Négatif, parce qu’ils sont bleus […], parce que c’est tout. Tout ce qui est bleu, on nettoie ça. […] Pour mon secteur, yo, si c’est bleu, nettoie ça. Nous autres, on ne prend pas le temps de vérifier si tu es dans quel gang, ou si tu es loco [hispanique] ou si tu es vraiment un bleu, on nettoie ça. […] Bleu, c’est tolérance zéro. (Membre du gang BMF)

L’image du conflit « bleus versus rouges » est clairement illustrée par les propos de ce participant. Ce gang, les BMF, se taille une place centrale dans le réseau social en le dominant par le nombre d’interactions négatives qu’il émet (out degree de 10). Cependant, en s’attardant à la centralité in degree, nous constatons que la valeur de cette mesure chute à 4. La différence du résultat est importante et soulève la non-réciprocité de certaines interactions. En fait, selon le participant, le gang des BMF émettrait un nombre plus élevé d’interactions négatives vers d’autres entités du réseau que son propre gang serait visé par le nombre de relations émises par l’ensemble des autres gangs du même réseau. Le conflit n’est donc pas mutuel au niveau du groupe. La proportion des différentes orientations des relations identifiées n’est pas similaire, donc non équilibrée. Le conflit demeure réel selon la perspective individuelle du membre qui se définit comme une entité en conflit avec cet autre gang. Cependant, la réciprocité de cette perspective ne semble pas être démontrée par les propos des autres participants membres des gangs identifiés dans ces interactions négatives.

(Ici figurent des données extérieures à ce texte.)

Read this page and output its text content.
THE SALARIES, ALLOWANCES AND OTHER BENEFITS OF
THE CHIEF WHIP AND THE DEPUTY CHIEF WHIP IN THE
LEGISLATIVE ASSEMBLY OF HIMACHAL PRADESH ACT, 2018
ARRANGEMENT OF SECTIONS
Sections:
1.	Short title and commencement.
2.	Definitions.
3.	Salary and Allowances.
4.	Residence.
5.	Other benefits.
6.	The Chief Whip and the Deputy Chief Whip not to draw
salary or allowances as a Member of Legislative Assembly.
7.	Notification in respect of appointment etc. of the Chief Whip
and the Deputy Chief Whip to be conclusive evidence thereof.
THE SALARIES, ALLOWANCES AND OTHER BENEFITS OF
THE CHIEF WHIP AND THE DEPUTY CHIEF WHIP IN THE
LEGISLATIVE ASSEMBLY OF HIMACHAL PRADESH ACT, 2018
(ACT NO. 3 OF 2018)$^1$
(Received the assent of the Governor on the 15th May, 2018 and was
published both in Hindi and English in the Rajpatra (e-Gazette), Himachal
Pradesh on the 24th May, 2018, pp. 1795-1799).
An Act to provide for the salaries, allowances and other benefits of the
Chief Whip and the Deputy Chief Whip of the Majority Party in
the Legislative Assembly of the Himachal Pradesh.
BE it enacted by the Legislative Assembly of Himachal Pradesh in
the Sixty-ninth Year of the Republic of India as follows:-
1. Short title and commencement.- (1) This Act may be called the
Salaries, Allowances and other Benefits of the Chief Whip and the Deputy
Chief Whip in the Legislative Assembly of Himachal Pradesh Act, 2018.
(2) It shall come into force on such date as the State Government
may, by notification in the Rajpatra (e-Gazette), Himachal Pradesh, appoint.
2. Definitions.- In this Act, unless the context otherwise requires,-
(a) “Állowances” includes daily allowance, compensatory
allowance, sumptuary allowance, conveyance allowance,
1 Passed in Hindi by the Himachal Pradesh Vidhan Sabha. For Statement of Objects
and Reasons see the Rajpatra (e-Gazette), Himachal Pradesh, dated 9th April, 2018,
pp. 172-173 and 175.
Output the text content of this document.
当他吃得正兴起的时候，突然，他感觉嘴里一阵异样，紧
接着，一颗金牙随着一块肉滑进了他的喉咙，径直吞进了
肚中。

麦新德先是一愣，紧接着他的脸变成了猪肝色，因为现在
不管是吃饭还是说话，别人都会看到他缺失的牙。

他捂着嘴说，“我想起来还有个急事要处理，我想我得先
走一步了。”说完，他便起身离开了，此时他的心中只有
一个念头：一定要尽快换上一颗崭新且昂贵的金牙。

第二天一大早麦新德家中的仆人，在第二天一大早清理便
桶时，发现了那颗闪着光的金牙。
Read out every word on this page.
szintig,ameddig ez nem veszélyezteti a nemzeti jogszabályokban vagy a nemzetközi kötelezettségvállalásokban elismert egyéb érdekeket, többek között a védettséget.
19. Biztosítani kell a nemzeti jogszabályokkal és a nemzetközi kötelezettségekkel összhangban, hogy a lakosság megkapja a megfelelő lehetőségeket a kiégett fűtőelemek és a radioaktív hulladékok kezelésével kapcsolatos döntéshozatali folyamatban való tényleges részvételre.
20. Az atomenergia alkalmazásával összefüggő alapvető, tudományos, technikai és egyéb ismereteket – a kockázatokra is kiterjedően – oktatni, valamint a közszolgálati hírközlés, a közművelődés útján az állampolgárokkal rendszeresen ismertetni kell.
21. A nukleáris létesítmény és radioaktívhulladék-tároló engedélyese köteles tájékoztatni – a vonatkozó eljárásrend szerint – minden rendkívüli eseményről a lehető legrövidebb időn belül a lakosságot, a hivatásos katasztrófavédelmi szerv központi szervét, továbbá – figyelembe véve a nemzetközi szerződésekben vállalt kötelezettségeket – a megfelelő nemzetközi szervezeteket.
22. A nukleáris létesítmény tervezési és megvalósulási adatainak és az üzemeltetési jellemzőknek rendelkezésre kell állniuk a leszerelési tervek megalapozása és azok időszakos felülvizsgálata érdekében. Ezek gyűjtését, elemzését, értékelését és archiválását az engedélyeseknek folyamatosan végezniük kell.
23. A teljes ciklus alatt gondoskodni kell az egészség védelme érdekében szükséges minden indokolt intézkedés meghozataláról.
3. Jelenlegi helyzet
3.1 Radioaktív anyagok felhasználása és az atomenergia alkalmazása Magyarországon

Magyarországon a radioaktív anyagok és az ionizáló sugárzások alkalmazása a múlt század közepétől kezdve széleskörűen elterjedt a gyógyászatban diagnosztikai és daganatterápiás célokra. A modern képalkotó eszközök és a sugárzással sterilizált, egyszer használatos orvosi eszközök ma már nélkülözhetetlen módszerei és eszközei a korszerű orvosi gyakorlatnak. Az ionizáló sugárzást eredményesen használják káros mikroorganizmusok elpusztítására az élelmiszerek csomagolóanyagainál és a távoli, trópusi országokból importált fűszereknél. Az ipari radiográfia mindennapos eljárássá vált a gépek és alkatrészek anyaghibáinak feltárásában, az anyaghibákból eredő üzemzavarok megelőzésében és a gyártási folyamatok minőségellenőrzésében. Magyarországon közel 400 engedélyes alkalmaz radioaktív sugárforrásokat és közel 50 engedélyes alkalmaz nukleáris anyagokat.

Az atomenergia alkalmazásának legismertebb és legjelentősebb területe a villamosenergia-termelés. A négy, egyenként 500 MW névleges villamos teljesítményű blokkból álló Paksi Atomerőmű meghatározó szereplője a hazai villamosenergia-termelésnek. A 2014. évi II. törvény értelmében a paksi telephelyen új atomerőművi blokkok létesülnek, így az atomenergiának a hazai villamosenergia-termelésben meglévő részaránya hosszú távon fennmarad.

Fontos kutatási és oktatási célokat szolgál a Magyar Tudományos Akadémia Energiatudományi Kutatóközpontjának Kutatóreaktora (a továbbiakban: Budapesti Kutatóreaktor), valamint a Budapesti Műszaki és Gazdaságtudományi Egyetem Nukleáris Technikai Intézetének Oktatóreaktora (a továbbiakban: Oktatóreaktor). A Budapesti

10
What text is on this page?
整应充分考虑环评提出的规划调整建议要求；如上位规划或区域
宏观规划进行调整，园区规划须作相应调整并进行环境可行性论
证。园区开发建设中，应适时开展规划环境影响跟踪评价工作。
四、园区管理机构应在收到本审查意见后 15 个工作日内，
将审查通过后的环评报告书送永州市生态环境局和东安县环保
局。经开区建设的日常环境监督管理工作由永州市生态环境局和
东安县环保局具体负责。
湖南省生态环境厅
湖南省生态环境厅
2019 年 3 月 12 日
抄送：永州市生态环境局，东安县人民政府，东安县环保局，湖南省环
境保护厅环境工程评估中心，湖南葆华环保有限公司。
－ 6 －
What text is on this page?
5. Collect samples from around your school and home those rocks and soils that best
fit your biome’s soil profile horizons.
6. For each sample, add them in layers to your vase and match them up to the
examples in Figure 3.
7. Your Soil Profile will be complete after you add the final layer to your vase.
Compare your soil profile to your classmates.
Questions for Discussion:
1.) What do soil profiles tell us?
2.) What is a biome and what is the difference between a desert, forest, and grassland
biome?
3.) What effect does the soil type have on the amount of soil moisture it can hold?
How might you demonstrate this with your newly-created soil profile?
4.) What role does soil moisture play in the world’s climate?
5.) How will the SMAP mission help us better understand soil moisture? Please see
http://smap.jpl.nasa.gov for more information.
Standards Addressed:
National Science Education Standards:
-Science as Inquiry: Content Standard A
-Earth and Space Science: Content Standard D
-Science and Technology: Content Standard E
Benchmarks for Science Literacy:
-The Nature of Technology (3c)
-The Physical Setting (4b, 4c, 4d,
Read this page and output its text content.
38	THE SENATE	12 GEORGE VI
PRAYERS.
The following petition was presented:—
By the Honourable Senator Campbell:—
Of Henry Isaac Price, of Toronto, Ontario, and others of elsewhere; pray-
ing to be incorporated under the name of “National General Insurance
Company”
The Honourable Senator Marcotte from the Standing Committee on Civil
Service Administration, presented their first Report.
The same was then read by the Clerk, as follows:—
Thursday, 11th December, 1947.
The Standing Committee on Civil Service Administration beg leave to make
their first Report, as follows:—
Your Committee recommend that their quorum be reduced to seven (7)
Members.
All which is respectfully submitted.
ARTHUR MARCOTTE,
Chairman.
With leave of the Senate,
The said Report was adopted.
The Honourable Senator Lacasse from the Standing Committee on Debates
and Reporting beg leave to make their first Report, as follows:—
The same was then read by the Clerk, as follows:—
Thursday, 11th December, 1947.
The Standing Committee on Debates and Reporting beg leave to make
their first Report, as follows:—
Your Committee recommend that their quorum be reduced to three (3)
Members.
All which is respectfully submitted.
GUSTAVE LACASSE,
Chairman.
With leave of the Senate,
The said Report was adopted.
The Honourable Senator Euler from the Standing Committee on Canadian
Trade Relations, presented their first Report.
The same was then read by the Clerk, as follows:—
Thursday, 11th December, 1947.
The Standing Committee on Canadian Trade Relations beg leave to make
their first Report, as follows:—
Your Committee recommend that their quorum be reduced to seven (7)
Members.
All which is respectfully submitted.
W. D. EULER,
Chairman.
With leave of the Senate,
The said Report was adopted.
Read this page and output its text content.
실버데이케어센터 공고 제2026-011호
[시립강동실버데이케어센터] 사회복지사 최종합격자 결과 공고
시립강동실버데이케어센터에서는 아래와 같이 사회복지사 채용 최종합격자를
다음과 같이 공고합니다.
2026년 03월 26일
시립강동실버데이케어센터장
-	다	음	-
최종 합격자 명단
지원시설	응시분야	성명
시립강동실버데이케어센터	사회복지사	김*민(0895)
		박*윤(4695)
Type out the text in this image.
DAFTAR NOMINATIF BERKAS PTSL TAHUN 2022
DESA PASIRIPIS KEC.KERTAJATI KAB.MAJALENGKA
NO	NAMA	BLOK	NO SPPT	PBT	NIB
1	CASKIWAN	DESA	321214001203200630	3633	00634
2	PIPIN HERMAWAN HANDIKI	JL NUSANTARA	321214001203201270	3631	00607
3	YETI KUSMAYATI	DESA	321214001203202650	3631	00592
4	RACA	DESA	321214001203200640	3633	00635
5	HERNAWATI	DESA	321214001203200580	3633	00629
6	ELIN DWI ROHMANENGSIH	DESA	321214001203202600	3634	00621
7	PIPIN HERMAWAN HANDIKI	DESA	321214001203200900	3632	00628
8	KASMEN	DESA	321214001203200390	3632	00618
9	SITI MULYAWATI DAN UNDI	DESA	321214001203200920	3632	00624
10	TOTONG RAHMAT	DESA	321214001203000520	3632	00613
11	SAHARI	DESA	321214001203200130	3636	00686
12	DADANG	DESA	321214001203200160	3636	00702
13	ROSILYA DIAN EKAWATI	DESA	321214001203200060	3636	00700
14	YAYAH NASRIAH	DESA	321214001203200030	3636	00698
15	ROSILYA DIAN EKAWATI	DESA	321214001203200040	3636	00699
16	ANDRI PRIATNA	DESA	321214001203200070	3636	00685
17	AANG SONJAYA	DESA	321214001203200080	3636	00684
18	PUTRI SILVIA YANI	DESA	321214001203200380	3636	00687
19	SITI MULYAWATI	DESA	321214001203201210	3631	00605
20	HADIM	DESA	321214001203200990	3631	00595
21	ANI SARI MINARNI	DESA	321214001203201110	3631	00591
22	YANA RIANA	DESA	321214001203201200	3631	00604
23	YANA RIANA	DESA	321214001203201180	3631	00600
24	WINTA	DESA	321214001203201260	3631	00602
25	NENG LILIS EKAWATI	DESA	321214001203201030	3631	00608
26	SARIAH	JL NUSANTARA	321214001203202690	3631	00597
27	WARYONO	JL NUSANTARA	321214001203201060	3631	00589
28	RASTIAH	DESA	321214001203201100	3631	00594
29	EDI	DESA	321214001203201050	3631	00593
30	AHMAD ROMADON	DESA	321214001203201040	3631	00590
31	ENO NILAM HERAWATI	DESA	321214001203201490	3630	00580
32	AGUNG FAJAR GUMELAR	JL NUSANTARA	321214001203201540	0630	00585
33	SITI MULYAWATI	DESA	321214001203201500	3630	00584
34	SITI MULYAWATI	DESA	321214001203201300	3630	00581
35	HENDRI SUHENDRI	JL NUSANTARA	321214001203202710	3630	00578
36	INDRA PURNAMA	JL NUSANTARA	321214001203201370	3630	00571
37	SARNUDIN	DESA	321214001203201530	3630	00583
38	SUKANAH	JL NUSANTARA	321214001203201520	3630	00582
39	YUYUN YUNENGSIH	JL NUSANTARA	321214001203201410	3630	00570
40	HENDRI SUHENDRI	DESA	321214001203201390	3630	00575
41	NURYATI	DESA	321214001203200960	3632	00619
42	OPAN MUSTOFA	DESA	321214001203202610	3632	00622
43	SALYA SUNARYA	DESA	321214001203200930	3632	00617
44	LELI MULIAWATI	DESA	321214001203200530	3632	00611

La structure à l’étude est alors influencée par l’agir individuel au sein du réseau, d’où la complexité des dynamiques et l’imprévisibilité du phénomène. Un membre du gang CripsJ.O.K.E.R.S. illustre par ses propos l’inconsistance des réactions des membres d’un même gang. Bien qu’une animosité soit confirmée entre deux entités, l’actualisation de celle-ci et le niveau de réaction dépendront de chaque individu :

Si tu débarques dans l’Ouest [il s’adresse au participant membre du gang BloodsBMF], je te vois. Je te dis si je n’enlève pas ton doigt pour l’envoyer à tous tes amis là […]. Lui, il peut être très calme et vendre du crack et moi je peux tout de même aller piquer lui, lui et lui [en pointant trois autres participants de diverses allégeances] parce que ça me tente, peu importe c’est qui. (Membre du gang J.O.K.E.R.S.)

L’imprévisibilité des gangs de rue réside en partie dans le pouvoir d’action de chacun de leurs membres en ce qui a trait à l’organisation des interactions sur le territoire.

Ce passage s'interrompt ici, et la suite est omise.